Automaton-based Techniques for Optimized Term Rewriting
Rick Erkens
Promotors: prof.dr. Jan Friso Groote (TU/e)
Co-promotors: dr. Bas Luttik (TU/e)
Eindhoven University of Technology
Date: 30 September 2024
Thesis: PDF
Summary
Term rewriting is a basic model of computation used in various areas of computer science. In this thesis we are interested in rewriting terms to a normal form as fast as possible. To this end we use automata, which are mathematically defined structures based on states and transitions between them. The automata presented in this thesis are designed to make the actual rewriting of terms more efficient, and can be built from only the term rewrite system. Such techniques are particularly beneficial in settings where many terms need to be rewritten by using the same rewrite system. Even though constructing an automaton can be expensive, the time it takes to build one usually pales in comparison to the time it takes to rewrite a vast number of terms. In this thesis we solve several subproblems of term rewriting efficiently by using automaton-based solutions.
The first subproblem we study is that of root pattern matching, i.e. the problem of finding all pattern matches at a specific position in a term. An automaton-based solution to this problem already exists in the form of adaptive pattern matching automata, but these have no explicit support for patterns without repeating variables. We extend this solution with consistency automata, which efficiently filter the inconsistent patterns yielded by the adaptive pattern matching automata by comparing each pair of subterms at most once.
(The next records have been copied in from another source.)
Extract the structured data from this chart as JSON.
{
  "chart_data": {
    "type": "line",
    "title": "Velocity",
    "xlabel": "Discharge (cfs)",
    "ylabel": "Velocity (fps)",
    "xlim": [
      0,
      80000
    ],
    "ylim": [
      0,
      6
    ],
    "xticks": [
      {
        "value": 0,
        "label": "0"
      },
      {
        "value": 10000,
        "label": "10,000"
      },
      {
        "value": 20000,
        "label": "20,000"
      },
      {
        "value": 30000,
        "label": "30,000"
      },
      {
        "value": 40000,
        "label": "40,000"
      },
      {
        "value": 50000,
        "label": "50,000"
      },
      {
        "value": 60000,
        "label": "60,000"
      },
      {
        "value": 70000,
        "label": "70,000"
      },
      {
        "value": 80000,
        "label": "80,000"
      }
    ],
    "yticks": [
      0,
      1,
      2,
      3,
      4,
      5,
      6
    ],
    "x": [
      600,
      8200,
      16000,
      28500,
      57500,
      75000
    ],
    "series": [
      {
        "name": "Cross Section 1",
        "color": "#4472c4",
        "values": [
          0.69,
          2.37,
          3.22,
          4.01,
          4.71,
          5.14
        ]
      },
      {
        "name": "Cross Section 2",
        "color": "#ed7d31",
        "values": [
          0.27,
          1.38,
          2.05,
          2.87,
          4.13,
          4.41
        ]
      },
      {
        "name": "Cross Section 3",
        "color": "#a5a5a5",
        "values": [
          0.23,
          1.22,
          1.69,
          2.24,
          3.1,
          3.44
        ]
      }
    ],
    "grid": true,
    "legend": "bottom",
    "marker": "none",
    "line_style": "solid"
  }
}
We also define adaptive non-linear pattern matching automata, which interleave function symbol inspections and subterm comparisons, but they may have redundant states.
In term rewriting we are interested in all pattern matches in all subterms, rather than only the matches at the root. The second subproblem we study is that of subterm pattern matching, i.e. the problem of finding all pattern matches at all positions in a term. We define a set automaton to solve this problem. By using a set automaton we can find all matches in a term by inspecting each symbol only once. The automaton uses a set to remember which positions still have to be inspected much like a pushdown automaton uses a stack. The elements in the set can be consumed in any order, or even in parallel, while still inspecting each symbol of the input term only once.
A naive method of using subterm pattern matching for term rewriting is to repeatedly scan the entire term for all matches, choose a match and use it to rewrite the term, until no more matches can be found. As only a small part of the term changes, subsequent runs of the subterm matching algorithm will be the same, hence this process results in a lot of duplicate work. We present a better way of term rewriting by using set automata. By virtue of some set automaton properties it is possible to remember part of the matching work upon performing a rewrite step. Additionally in many cases it is possible to skip matching the symbols of the substituted right-hand sides by precomputing the path they take through the set automaton.
The last subproblem we consider, is writing down the final result of a sequence of rewrite steps without explicitly calculating the intermediate terms. When two backward overlapping rules are executed in succession, the rule that is applied last, directly consumes a part of the rule that was applied first. We formally define a transducer that operates on creeper traces, which are sequences of backward overlapping rules. This creeper trace transducer writes the result of this trace without writing the intermediate terms, and skips overlap between each pair of rules.